Не было пожара. Был молебен. В церкви служили молебен о «даровании победы русскому оружию над супостатом». Огромная толпа запрудила тесный церковный дворик, площадь, соседние улицы. Мужики, бабы, старики, дети — все стояли молча, понуро, вздыхали топотом и рукавом рубахи размазывали слезы по щекам. Звонили колокола. Перед образами горели свечи. И хор пел.
Потом молебен кончился, и по главной, Пробойной, улице двинулся крестный ход. Впереди два дюжих мужика, братья Фомины, прасолы из Застенок, несли большой портрет царя. За ними — чинно, важно — выступал рядский священник, отец Федор. За ним пристав, невысокого роста, худощавый, в пенсне. За ним — хоругвеносцы, рота целая хоругвеносцев. Дальше народ — старики, бабы, детишки. В заднем ряду Ирмэ увидел того самого мужика, с которым он утром разговаривал в поле. Мужик тяжко вздыхал, крестился истово, а по шершавой его щеке медленно катались слезы.
Дойдя до конца Пробойной, пристав, урядник и почтмейстер, о чем-то негромко посовещавшись, свернули в синагогальный переулок. «Неужто в синагогу?» подумал Ирмэ. И верно, пристав, урядник и почтмейстер пошли в синагогу. У входа их ждали раввин, тихий старик с красными подслеповатыми глазами, и Файвел Рашалл.
— Добро пожаловать, ваше благородие, — торжественно сказал Рашалл и распахнул перед приставом тяжелую дубовую дверь. — Прошу.

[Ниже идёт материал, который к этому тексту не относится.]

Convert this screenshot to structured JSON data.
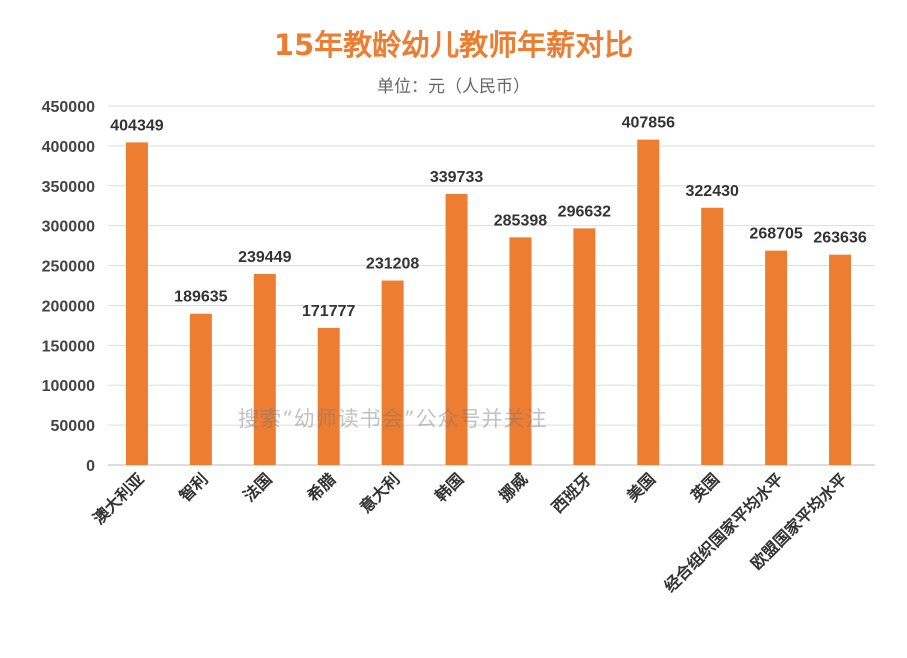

В синагоге было полно, по продохнуть. Откуда-то сверху, из женского отделения, что ли, доносился тягучий вой. Горели свечи на амвоне. И у амвона, поблескивая стеклышками пенсне, стоял пристав. Рядом — по-солдатски, руки по швам, носки врозь — стояли урядник и почтмейстер. Дальше — Рашалл, Казаков, Мендел Шер — рядские киты. Дальше — лавочники, коробейники, огородники, а там — их почти не различить было в сумраке — сплошной стеной сапожники, шапочники, скорняки, портняги — местечковая плотва, шушера, голь.
Файвел Рашалл стукнул кулаком по амвону — тихо! И заговорил пристав. Он говорил неверным, ломким голосом и почему-то очень торопливо.
— Евреи! — сказал он, — бог послал нам тяжелое испытание, враг вторгся в наши пределы и объявил нам войну. Евреи! Настало для вас время доказать верность свою родине, России, и его величеству государю импера…
В самом дальнем углу синагоги что-то случилось — чего-то там задвигались, зашевелились. Кто-то пробивался к амвону, и чей-то голос сипло, но внятно сказал: «На дурака вся надежда, а дурак-то и поумнел…» Пристав услыхал голос, умолк, оглянулся и увидел — сквозь толпу к амвону пробивается шорник Нохем, высокий, худой, лицо черное, глаза впалые — дикий человек!
— Что? — сказал пристав. — Что такое?
Файвел быстро подскочил к амвону.
— Так. Пустяки. Пьяница один. Пропойца, — сказал он и стукнул кулаком по амвону. — Тихо, люди!
Но уже Нохема было не унять. Он отстранил Файвела: «Погоди ты», — подошел к приставу совсем близко, почти вплотную, и сказал весело и зло:
— Я говорю, ваше благородие: на дурака вся надежда, а дурак-то, говорю, и поумнел…
Рядом с Нохемом вдруг вырос старший стражник Кривозуб. Он замахнулся и большой волосатой лапой — раз Нохема по лицу. Тот умолк, осел. Несколько человек подхватили его под руки и поволокли к двери. Он вырывался, что-то кричал, но не понять было что: кто-то кулаком заткнул ему рот. А Кривозуб — раз за разом — стукал его по лицу.
— Уб-бью! — рычал он. — Застрел-лю!
Ирмэ протиснулся к двери. За дверью на улице стоял Неах. Он плакал.
— Видал… как… они? — проговорил он сквозь слезы.
— Куда они его? — сказал Ирмэ. — В острог, что ли?
Неах, не отвечая, пошел к базару. Он шел и плакал. Плакал молча. Только слезы катились но лицу.